Hero bowed her head in acknowledgement, the corners of her mouth curling slightly upwards. "Why, just recently, I heard tell of an upcoming social event – a ball to be held in two weeks' time. I understand the guest list is to be very interesting and tickets near-impossible to get. It is to be the grandest party Paris has seen all year."
"Ah, yes! I know something of that, also!" said Nadir. "A masquerade, if I am not mistaken. Hosted at a chateau just outside of Paris by the Comte de…but I find I cannot recall his name."
"De Chance, I believe," supplied Hero, taking a careful sip of her coffee.
"Yes, that's the one! I have never seen him myself, but I understand he is quite a charming fellow."
"I am confident many would tell you the count is a veritable darling of Paris society."
"And you have had occasion to meet this comte?" Erik asked. Nadir turned to watch the Opera Ghost curiously.
"I have, once. In London." She did not volunteer any more information.
"And I suppose then, you mean to attend this masquerade and see your friend?" There was a curious tension evident in Erik' posture. Hero met his gaze.
"I might, at that. A friend of mine means to procure tickets."
"How very fortunate you are in your friends. Perhaps you had best be off to visit your suitor, then, lest he should decide to escort some other charming companion to the party."
Hero broke off a piece of thin biscuit and popped it in her moth unhurriedly before deigning to answer. "I imagine that if I had such a fickle suitor, I might. Though I also imagine that if I had any suitor at all, he would not be so fickle that I would be so easily ousted from his affections.
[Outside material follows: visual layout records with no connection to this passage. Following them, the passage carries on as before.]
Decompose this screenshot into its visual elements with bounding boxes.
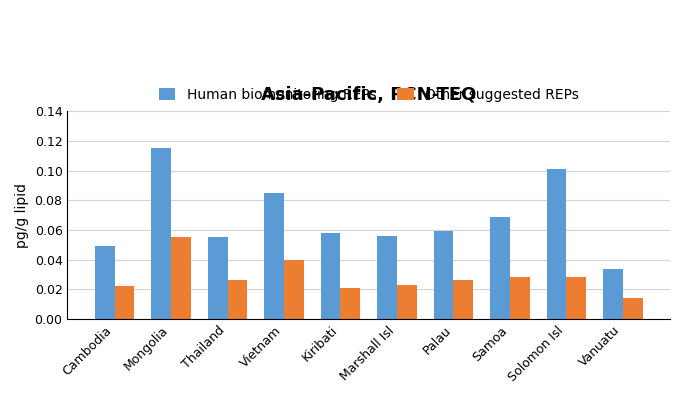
Bar: [208, 237, 227, 319]
Y-axis label: pg/g lipid: pg/g lipid: [15, 183, 29, 248]
Bar: [566, 277, 586, 319]
Bar: [264, 193, 284, 319]
Legend: Human biomonitoring REPs, Other suggested REPs: Human biomonitoring REPs, Other suggeste…: [152, 81, 586, 109]
Bar: [284, 260, 303, 319]
Bar: [171, 237, 191, 319]
Bar: [321, 233, 340, 319]
Bar: [340, 288, 360, 319]
Bar: [547, 169, 566, 319]
Bar: [623, 298, 643, 319]
Bar: [151, 148, 171, 319]
Bar: [603, 269, 623, 319]
Bar: [114, 286, 134, 319]
Bar: [453, 280, 473, 319]
Bar: [227, 280, 247, 319]
Bar: [434, 231, 453, 319]
Bar: [397, 285, 416, 319]
Bar: [510, 277, 530, 319]
Bar: [490, 217, 510, 319]
Bar: [95, 246, 114, 319]
Bar: [377, 236, 397, 319]
Title: Asia-Pacific, PCN-TEQ: Asia-Pacific, PCN-TEQ: [261, 86, 476, 104]
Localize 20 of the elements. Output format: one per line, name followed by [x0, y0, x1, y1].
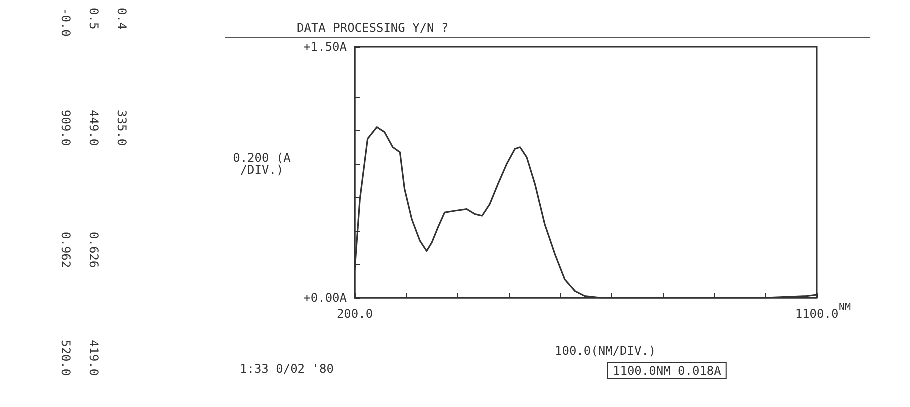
text: 0.626: [87, 232, 101, 268]
x-axis-title: NM: [839, 302, 852, 314]
text: 419.0: [87, 340, 101, 376]
text: -0.0: [59, 8, 73, 37]
x-tick-label: 1100.0: [795, 307, 839, 321]
text: 1:33 0/02 '80: [240, 362, 334, 376]
y-tick-label: +1.50A: [304, 40, 348, 54]
text: 0.4: [115, 8, 129, 30]
y-axis-title: 0.200 (A/DIV.): [233, 151, 292, 177]
text: 100.0(NM/DIV.): [555, 344, 656, 358]
text: 0.962: [59, 232, 73, 268]
text: 0.5: [87, 8, 101, 30]
text: 520.0: [59, 340, 73, 376]
text: 1100.0NM 0.018A: [613, 364, 722, 378]
y-tick-label: +0.00A: [304, 291, 348, 305]
text: 909.0: [59, 110, 73, 146]
chart-title: DATA PROCESSING Y/N ?: [297, 21, 449, 35]
text: 335.0: [115, 110, 129, 146]
x-tick-label: 200.0: [336, 307, 374, 321]
text: 449.0: [87, 110, 101, 146]
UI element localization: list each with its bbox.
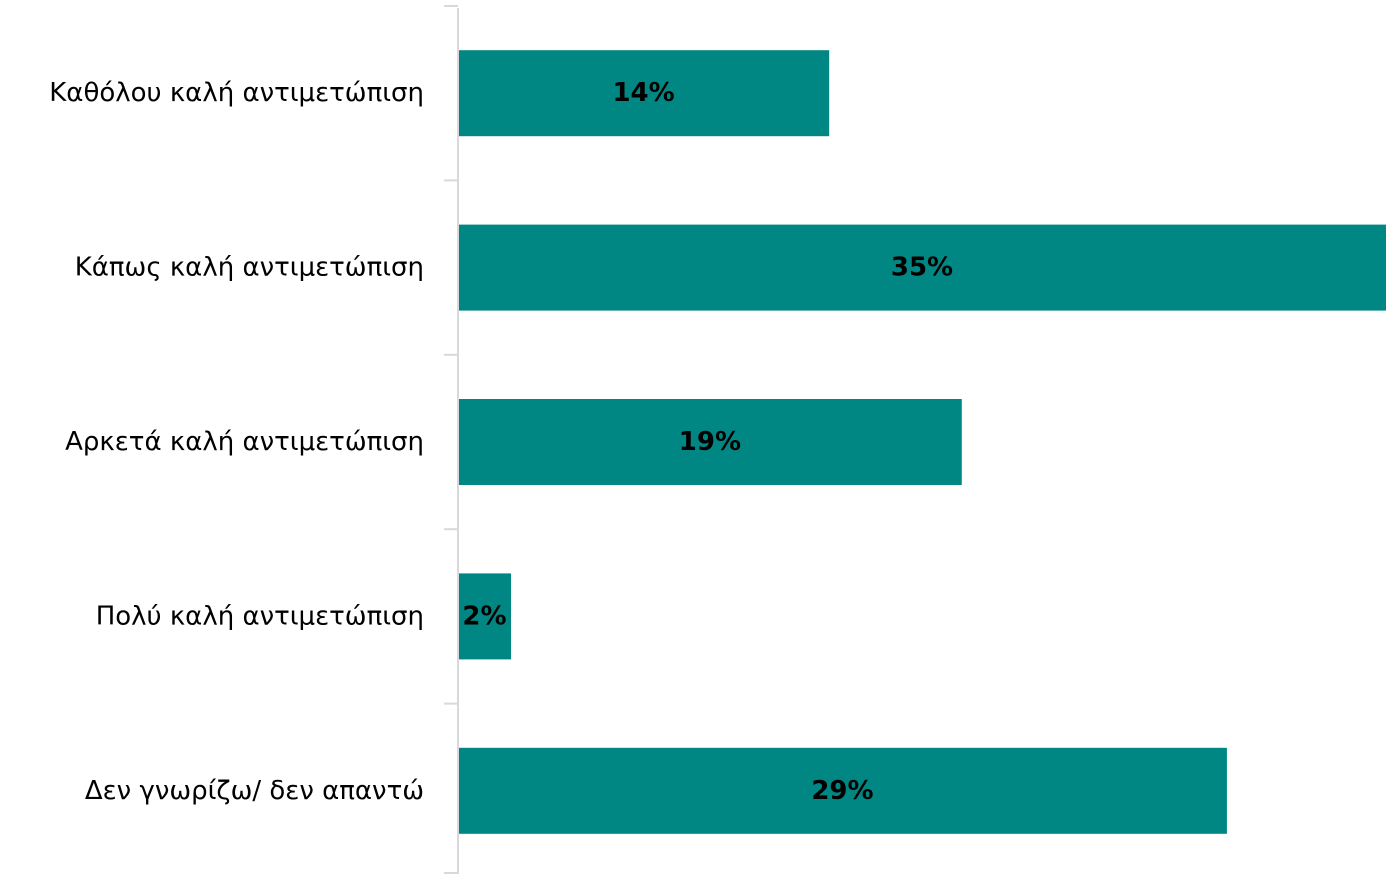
category-label: Πολύ καλή αντιμετώπιση xyxy=(96,601,424,631)
category-axis xyxy=(444,6,458,874)
data-label: 29% xyxy=(811,776,873,806)
category-label: Αρκετά καλή αντιμετώπιση xyxy=(65,427,424,457)
data-label: 19% xyxy=(679,427,741,457)
category-label: Κάπως καλή αντιμετώπιση xyxy=(75,253,424,283)
data-label: 14% xyxy=(612,78,674,108)
category-label: Καθόλου καλή αντιμετώπιση xyxy=(49,78,424,108)
data-label: 2% xyxy=(462,601,506,631)
category-labels: Καθόλου καλή αντιμετώπιση Κάπως καλή αντι… xyxy=(49,78,424,806)
data-label: 35% xyxy=(891,253,953,283)
category-label: Δεν γνωρίζω/ δεν απαντώ xyxy=(85,776,424,806)
bars xyxy=(458,50,1386,834)
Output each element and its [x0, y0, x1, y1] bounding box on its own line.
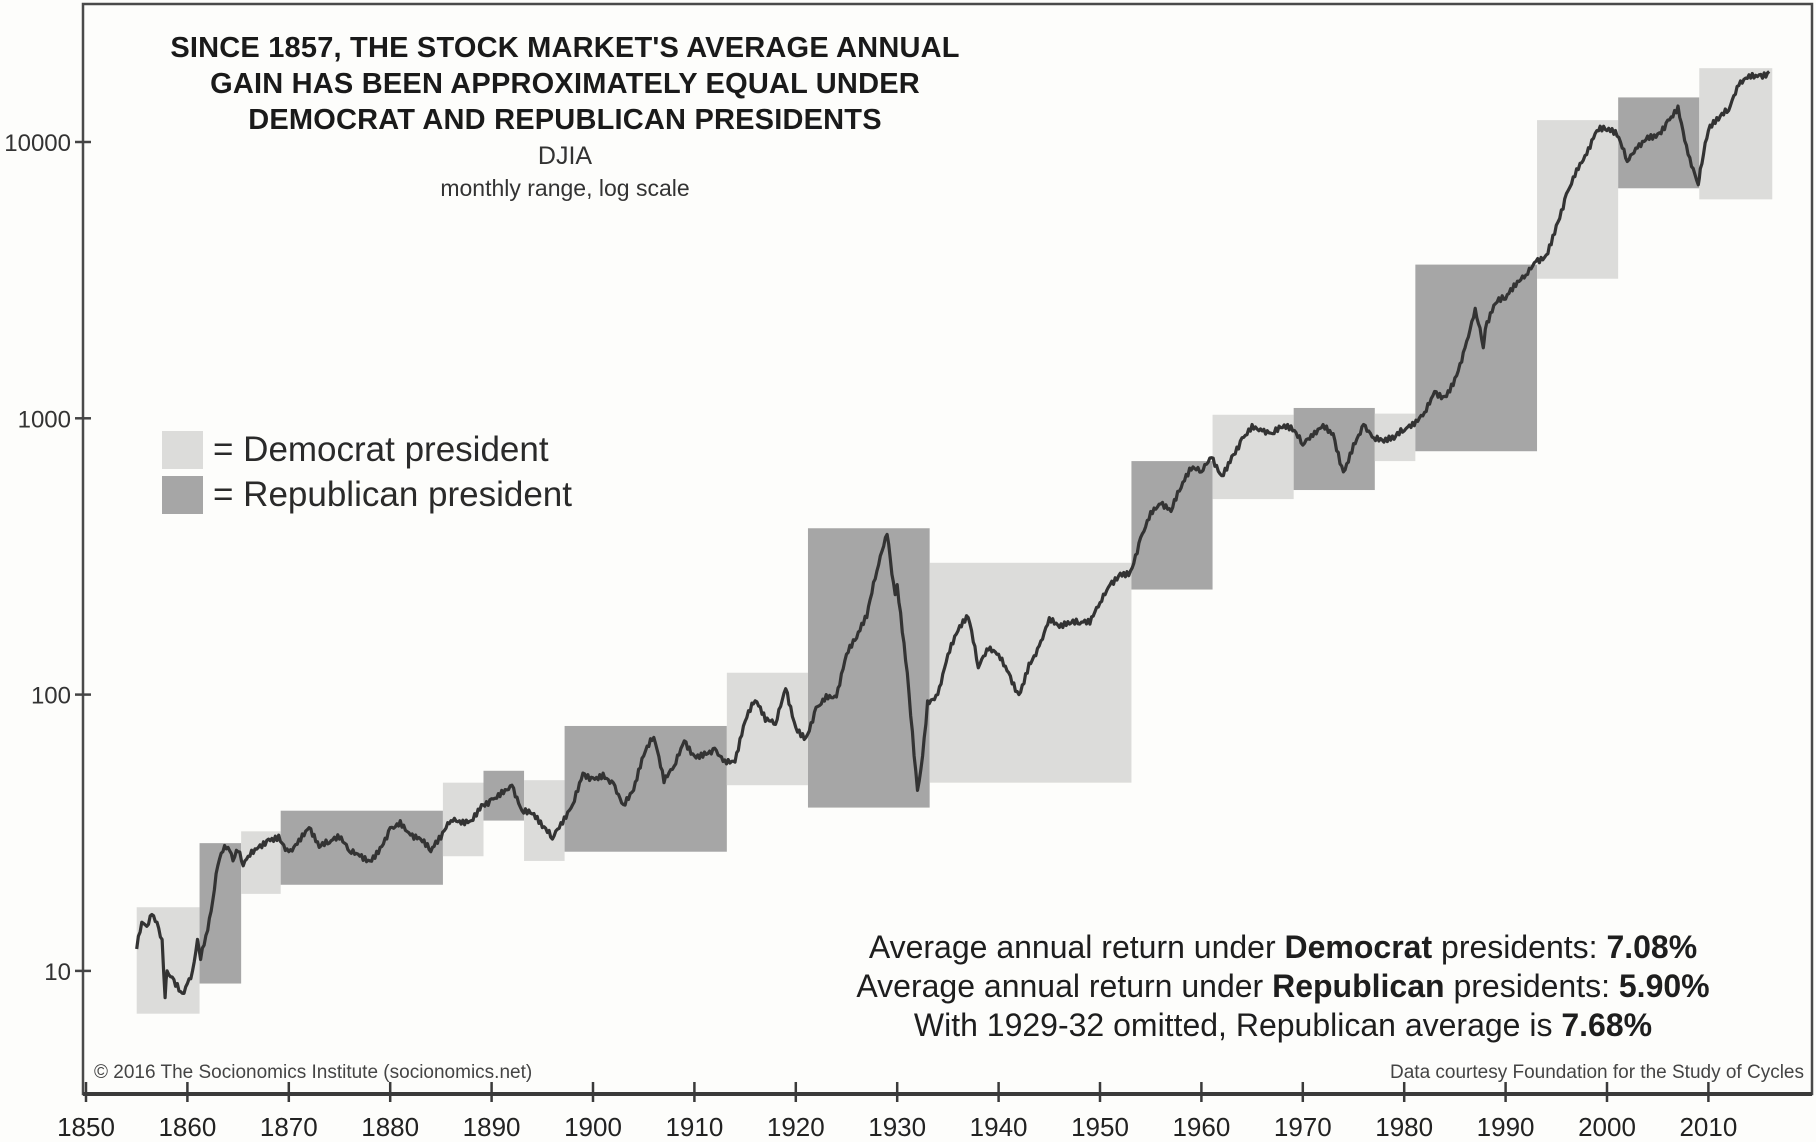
- stat-party: Republican: [1272, 968, 1445, 1004]
- y-tick-label: 100: [31, 683, 71, 710]
- copyright-credit: © 2016 The Socionomics Institute (socion…: [94, 1062, 533, 1083]
- republican-term-box: [1131, 461, 1213, 590]
- x-tick-label: 1940: [970, 1112, 1028, 1142]
- republican-term-box: [1293, 407, 1375, 491]
- x-tick-label: 1920: [767, 1112, 825, 1142]
- stat-text: Average annual return under: [868, 929, 1285, 965]
- republican-term-box: [199, 843, 242, 984]
- y-tick-label: 1000: [18, 406, 71, 433]
- y-tick-label: 10000: [4, 130, 71, 157]
- stat-party: Democrat: [1284, 929, 1433, 965]
- stat-value-republican: 5.90%: [1618, 968, 1710, 1004]
- democrat-term-box: [1537, 120, 1619, 279]
- stat-value-democrat: 7.08%: [1606, 929, 1698, 965]
- stat-republican: Average annual return under Republican p…: [803, 967, 1763, 1006]
- republican-term-box: [483, 770, 525, 821]
- legend-swatch-democrat: [162, 431, 203, 469]
- stat-value-omitted: 7.68%: [1561, 1007, 1653, 1043]
- x-axis: 1850 1860 1870 1880 1890 1900 1910 1920 1930 1940…: [57, 1082, 1812, 1142]
- x-tick-label: 1990: [1477, 1112, 1535, 1142]
- stat-omitted: With 1929-32 omitted, Republican average…: [803, 1006, 1763, 1045]
- legend-label-republican: = Republican president: [213, 475, 572, 514]
- republican-term-box: [807, 528, 930, 808]
- data-source-credit: Data courtesy Foundation for the Study o…: [1390, 1062, 1804, 1083]
- chart-title-line: GAIN HAS BEEN APPROXIMATELY EQUAL UNDER: [210, 68, 920, 100]
- y-axis: 10 100 1000 10000: [4, 130, 91, 986]
- democrat-term-box: [524, 780, 565, 861]
- series-layer: [135, 70, 1771, 1000]
- x-tick-label: 1900: [564, 1112, 622, 1142]
- djia-series-line: [135, 70, 1771, 1000]
- stat-text: presidents:: [1432, 929, 1607, 965]
- republican-term-box: [280, 810, 443, 885]
- stat-text: With 1929-32 omitted, Republican average…: [913, 1007, 1562, 1043]
- legend-entry-democrat: = Democrat president: [162, 428, 572, 472]
- legend-swatch-republican: [162, 476, 203, 514]
- y-tick-label: 10: [44, 959, 71, 986]
- x-tick-label: 1950: [1071, 1112, 1129, 1142]
- presidential-term-boxes: [136, 68, 1773, 1014]
- x-tick-label: 1870: [260, 1112, 318, 1142]
- x-tick-label: 2000: [1578, 1112, 1636, 1142]
- chart-subtitle-scale: monthly range, log scale: [440, 175, 690, 201]
- republican-term-box: [564, 725, 727, 852]
- chart-title-block: SINCE 1857, THE STOCK MARKET'S AVERAGE A…: [100, 30, 1030, 204]
- x-tick-label: 1960: [1172, 1112, 1230, 1142]
- x-tick-label: 1910: [665, 1112, 723, 1142]
- legend-entry-republican: = Republican president: [162, 473, 572, 517]
- stat-text: presidents:: [1444, 968, 1619, 1004]
- x-tick-label: 1850: [57, 1112, 115, 1142]
- democrat-term-box: [929, 562, 1132, 783]
- x-tick-label: 1890: [463, 1112, 521, 1142]
- stat-democrat: Average annual return under Democrat pre…: [803, 928, 1763, 967]
- chart-title-line: SINCE 1857, THE STOCK MARKET'S AVERAGE A…: [170, 32, 960, 64]
- democrat-term-box: [136, 907, 200, 1014]
- x-tick-label: 1970: [1274, 1112, 1332, 1142]
- legend: = Democrat president = Republican presid…: [162, 428, 572, 518]
- x-tick-label: 1980: [1375, 1112, 1433, 1142]
- x-tick-label: 1860: [158, 1112, 216, 1142]
- x-tick-label: 1880: [361, 1112, 419, 1142]
- democrat-term-box: [726, 672, 808, 786]
- chart-subtitle: DJIA: [537, 142, 593, 170]
- legend-label-democrat: = Democrat president: [213, 430, 549, 469]
- chart-title-line: DEMOCRAT AND REPUBLICAN PRESIDENTS: [248, 104, 882, 136]
- stat-text: Average annual return under: [856, 968, 1273, 1004]
- x-tick-label: 2010: [1679, 1112, 1737, 1142]
- republican-term-box: [1415, 264, 1538, 452]
- x-tick-label: 1930: [868, 1112, 926, 1142]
The gentleman in question, however, is not my suitor. Merely a childhood friend. I can't imagine why you would care, Erik."
Neither could Erik. He supposed it was not at all unusual for young women to be courted by young gentlemen. He had come across enough trysts in the darker corners of the opera to know that. And he could not understand why the idea of mademoiselle Winterwood having such a young man agitated him as much as it did. He had known her for a very short time and, already, she had proven herself completely insufferable. He certainly had no designs of his own upon her: the very notion was laughable. What reason had he to feel irritated?
"You would be mistaken to suppose I care. I have no interest in your private affairs."
This statement was not as true as he would have liked it to be. Perhaps it was simply that he was still suffering from aftershocks following his last disastrous attempt at courtship. After all, hadn't she claimed that her absurd viscount was nothing but a childhood friend? If Hero noticed his sudden stillness, she did not remark upon it.
The conversation moved on and it was a while until Erik spoke again.
"Since you have seen fit to make your way down here, Daroga, I assume you have brought with you what I have written you about?"
Hero watched carefully as Nadir seemed to freeze and stare at his host. There appeared to be some sort of tense, unspoken, debate between the two men. Erik won in the end, however, and the Persian nodded dully, producing a small mahogany box from the pocket of his immaculate frock coat. It was shallow and long, and its outward appearance gave no clue as to the possible contents.
"Erik – " Nadir began, only to be cut off by the other man.
"Not a word, Daroga. I warn you, I am not in the mood to hear you out. I am well aware of your sentiments, and I choose not to heed them. There is nothing else to be said on this point."
Hero watched the box disappear in Erik's pocket, wondering what could have put Nadir Khan so much on edge.
The visit did not last very long past this point, and Nadir was quick to make his excuses and leave. The strange tension between the two men was difficult to ignore and Hero found herself greatly intrigued.